The bank conceded certification of thousands of risky home mortgage loans that were qualified for Federal Housing Administration insurance. Several of the said loans were made to families who really are not eligible for them and later lost their homes, according to CNN Money.
"Wells Fargo enjoyed huge profits from its FHA loan business, the government was left holding the bag when the bad loans went bust," Manhattan U.S. Attorney Preet Bharara said in a statement. "Today, Wells Fargo, one of the biggest mortgage lenders in the world, has been held responsible for years of reckless underwriting."
The bank also admitted failure of filing timely reports on several thousand loans from 2002 to 2010 that had material defects or were seriously underwritten, which is a process that Lofrano was held accountable for supervising. The Justice Department stated that the shortfalls direct to the major losses for taxpayers when the FHA was forced to pay insurance claims as defective loans sundered.
However, Wells Fargo drew out and its payment is the biggest in FHA history in regards to loan origination violations. The agreement would also resolve an investigation by California federal prosecutors of supposed false loan certifications by American Mortgage Network LLC which was purchased in 2009 by Wells Fargo, the Huffington Post reported.

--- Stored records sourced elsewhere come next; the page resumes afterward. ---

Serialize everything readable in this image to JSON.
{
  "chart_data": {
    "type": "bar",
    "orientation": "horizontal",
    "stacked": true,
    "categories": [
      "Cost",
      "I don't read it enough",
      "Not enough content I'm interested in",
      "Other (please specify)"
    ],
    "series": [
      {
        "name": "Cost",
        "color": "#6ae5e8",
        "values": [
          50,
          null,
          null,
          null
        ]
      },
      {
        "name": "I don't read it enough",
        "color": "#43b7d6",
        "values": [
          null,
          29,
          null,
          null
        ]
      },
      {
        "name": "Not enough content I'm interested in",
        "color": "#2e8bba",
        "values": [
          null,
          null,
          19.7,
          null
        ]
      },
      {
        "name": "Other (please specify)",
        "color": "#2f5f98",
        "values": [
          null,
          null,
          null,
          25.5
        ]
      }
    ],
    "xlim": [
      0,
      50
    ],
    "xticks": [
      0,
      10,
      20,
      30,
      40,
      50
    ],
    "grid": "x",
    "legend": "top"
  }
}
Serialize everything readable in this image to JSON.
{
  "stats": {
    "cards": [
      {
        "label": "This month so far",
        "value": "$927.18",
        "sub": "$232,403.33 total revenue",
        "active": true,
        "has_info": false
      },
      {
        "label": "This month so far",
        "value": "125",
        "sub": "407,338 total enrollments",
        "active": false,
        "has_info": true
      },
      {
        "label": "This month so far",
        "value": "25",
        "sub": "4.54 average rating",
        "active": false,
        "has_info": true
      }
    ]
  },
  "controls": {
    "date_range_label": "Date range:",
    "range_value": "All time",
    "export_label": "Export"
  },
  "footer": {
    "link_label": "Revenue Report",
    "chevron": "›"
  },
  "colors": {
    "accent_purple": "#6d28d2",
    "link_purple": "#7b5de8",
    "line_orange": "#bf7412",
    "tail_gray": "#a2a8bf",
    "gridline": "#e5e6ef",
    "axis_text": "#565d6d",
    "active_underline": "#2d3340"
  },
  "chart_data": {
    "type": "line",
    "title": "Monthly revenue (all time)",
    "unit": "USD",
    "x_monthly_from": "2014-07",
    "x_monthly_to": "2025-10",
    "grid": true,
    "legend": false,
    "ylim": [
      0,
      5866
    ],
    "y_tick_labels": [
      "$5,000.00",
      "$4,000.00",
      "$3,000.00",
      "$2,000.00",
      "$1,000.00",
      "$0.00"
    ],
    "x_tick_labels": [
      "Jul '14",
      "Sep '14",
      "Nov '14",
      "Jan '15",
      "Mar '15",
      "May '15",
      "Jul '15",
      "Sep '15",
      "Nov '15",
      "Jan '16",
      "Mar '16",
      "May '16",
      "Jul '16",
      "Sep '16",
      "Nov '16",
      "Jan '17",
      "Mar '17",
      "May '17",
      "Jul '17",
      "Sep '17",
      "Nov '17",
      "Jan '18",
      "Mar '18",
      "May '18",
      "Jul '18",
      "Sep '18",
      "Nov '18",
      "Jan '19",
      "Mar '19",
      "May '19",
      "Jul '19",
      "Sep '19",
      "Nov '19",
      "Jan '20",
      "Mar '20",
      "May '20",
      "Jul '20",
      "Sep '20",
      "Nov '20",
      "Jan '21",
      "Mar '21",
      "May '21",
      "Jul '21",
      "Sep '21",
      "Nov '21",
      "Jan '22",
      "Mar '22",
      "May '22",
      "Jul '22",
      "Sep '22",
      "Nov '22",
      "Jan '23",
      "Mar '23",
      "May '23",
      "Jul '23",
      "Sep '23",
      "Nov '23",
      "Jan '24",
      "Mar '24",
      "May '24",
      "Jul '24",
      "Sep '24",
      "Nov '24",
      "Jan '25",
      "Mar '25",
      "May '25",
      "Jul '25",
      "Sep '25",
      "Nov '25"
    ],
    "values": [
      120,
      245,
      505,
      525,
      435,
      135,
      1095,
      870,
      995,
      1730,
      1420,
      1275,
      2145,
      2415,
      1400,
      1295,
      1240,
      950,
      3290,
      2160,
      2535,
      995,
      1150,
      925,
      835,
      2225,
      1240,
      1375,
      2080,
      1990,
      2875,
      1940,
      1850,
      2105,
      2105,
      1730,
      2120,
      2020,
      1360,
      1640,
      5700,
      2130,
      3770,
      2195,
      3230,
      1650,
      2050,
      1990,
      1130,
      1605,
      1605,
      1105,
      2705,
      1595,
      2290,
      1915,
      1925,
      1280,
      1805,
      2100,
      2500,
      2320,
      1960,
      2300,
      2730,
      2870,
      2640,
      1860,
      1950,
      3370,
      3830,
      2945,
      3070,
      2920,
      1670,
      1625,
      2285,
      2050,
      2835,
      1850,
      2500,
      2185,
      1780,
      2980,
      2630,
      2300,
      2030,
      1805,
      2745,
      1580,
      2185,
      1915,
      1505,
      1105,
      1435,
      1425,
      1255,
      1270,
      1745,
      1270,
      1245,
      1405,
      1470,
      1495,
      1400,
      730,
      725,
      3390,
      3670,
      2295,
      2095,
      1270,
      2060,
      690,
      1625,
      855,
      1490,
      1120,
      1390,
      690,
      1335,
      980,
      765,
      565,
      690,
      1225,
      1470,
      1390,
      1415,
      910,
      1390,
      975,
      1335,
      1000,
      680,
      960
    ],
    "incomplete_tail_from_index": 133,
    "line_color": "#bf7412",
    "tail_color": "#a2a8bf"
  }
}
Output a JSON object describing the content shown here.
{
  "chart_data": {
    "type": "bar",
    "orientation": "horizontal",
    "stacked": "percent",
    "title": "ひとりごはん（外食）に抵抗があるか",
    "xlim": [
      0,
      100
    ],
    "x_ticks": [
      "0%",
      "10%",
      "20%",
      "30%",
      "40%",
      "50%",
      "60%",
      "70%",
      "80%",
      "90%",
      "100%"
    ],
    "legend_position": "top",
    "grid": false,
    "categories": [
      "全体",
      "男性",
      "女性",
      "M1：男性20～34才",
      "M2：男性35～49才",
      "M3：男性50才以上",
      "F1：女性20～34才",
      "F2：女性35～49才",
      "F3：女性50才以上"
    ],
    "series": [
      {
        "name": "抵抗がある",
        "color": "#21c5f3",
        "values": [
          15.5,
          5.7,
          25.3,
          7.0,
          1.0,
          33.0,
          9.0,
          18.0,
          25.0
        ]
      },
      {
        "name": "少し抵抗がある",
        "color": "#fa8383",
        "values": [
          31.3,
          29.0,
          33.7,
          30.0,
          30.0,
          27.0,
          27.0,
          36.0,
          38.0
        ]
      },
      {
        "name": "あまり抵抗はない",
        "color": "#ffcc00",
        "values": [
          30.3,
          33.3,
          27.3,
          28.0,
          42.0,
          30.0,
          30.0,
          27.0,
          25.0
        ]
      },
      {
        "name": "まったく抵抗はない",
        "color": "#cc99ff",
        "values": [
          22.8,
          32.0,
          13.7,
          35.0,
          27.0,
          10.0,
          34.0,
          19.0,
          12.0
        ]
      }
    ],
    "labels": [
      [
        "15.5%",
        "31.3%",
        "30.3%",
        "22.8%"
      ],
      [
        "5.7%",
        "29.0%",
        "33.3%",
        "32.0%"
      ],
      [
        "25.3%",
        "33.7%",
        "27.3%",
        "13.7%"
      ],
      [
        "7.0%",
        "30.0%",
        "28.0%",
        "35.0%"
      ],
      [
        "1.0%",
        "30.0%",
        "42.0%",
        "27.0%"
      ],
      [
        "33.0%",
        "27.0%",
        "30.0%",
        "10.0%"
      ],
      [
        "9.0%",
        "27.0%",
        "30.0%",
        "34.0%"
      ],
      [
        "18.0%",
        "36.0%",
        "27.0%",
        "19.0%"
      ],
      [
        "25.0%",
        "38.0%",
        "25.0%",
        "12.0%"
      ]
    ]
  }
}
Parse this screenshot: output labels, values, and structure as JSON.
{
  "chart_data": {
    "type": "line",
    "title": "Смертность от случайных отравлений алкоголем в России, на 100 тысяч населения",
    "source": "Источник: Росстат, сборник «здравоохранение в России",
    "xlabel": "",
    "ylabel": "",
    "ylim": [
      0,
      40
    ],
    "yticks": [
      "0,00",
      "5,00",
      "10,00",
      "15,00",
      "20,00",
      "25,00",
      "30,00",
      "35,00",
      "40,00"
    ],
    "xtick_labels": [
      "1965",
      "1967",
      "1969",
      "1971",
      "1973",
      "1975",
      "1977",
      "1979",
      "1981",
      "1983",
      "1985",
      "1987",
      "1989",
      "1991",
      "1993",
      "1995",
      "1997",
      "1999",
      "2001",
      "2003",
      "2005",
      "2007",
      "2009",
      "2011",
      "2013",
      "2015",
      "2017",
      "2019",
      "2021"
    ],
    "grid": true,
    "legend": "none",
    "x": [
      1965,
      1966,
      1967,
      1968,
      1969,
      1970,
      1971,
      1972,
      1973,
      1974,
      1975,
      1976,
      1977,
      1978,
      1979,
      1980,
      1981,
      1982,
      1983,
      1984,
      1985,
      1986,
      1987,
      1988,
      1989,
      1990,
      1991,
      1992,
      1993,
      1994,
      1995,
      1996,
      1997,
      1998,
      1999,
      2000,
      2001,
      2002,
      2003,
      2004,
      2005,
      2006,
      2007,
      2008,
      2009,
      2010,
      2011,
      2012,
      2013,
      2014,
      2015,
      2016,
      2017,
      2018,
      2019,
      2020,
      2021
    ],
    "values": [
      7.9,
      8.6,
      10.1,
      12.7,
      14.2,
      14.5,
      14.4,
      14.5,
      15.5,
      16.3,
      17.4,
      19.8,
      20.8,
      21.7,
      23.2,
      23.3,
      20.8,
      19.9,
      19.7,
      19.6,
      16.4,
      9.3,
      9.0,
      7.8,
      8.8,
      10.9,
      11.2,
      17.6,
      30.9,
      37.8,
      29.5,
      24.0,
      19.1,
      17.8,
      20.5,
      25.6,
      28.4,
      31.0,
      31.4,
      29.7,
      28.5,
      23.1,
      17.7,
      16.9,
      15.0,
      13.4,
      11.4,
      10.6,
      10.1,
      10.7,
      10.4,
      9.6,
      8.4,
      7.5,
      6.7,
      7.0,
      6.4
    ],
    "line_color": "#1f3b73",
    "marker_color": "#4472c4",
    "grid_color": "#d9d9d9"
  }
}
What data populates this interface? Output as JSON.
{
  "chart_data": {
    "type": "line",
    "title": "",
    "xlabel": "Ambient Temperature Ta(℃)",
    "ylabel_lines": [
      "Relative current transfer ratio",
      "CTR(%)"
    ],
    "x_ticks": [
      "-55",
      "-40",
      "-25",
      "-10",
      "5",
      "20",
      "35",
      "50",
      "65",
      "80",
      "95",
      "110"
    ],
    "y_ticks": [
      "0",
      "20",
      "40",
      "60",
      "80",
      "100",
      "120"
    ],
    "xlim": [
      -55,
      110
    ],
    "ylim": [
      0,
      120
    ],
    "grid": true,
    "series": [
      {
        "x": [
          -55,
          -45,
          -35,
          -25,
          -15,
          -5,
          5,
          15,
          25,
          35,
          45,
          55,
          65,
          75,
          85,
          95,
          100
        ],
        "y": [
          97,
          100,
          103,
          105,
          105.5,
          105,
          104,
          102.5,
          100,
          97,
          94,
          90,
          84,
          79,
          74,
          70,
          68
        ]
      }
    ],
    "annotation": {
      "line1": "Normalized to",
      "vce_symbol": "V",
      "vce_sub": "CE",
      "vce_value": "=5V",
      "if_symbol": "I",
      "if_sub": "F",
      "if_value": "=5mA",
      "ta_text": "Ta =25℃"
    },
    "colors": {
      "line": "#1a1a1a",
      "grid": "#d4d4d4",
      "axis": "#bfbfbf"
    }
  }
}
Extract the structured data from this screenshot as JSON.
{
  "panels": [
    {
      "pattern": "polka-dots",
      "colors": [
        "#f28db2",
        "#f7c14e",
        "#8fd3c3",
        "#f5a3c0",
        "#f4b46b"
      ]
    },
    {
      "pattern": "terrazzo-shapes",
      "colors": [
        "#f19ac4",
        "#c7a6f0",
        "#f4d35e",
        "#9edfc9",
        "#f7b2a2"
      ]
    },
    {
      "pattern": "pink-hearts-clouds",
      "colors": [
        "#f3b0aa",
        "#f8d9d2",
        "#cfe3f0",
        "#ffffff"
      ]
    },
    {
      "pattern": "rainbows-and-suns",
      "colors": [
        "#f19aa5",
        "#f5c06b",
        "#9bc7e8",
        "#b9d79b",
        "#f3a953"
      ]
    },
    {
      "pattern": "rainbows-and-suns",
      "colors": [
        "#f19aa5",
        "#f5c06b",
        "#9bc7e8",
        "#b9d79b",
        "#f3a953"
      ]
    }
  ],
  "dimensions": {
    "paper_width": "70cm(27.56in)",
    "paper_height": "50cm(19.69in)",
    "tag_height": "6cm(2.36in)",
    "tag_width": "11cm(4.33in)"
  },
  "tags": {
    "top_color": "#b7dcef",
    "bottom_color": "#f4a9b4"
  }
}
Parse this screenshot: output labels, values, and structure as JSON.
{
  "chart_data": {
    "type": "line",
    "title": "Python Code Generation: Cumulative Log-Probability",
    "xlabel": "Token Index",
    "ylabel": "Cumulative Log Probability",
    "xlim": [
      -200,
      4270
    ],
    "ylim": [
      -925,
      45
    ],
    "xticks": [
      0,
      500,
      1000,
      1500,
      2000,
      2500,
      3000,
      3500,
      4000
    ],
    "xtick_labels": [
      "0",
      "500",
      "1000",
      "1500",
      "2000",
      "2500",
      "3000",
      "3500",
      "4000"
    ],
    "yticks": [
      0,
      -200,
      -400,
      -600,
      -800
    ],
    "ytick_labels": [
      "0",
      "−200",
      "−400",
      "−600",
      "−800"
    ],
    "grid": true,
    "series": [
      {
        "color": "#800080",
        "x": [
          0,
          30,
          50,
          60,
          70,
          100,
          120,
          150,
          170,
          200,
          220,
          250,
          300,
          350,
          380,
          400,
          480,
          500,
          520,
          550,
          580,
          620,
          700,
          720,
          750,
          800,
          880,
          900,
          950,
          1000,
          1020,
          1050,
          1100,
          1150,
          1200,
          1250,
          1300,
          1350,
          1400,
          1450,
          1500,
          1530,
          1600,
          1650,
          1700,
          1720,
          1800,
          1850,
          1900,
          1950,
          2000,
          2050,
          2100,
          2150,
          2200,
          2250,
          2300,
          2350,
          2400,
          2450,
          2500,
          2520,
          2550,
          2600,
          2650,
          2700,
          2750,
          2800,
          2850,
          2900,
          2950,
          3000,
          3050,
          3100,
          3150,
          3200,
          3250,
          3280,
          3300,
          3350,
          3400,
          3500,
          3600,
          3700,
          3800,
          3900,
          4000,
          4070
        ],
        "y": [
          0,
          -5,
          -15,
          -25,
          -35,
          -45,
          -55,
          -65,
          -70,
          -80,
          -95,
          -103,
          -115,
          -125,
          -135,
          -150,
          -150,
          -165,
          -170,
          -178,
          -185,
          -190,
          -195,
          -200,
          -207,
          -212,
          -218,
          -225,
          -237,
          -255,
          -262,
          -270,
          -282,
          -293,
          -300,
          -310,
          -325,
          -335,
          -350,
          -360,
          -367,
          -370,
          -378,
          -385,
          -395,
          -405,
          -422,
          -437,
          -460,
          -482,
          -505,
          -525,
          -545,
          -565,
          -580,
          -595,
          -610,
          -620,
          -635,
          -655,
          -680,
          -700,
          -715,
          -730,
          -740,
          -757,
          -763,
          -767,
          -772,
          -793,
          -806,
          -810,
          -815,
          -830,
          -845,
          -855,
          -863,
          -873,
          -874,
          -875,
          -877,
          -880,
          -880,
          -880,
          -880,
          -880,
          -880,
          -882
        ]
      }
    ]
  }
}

To continue joining in the FHA loan project, Wells Fargo had to inform the federal government that its loans were dependable enough to be eligible for FHA insurance.
When those loans failed to pay, the federal government will pay the insurance claims and not Wells Fargo. The case was one of several investigations the federal government revealed against large banks after the subprime mortgage crisis, as reported by Fox 13 Now.
On February 3, Wells Fargo mentioned that the settlement on Friday will lessen its formerly reported 2015 profit by $134 million, to account for extra legal expenses. Similar federal lawsuits have been settled by other several lenders including Citigroup Inc., JPMorgan Chase & Co, Deutsche Bank AG and Bank of America.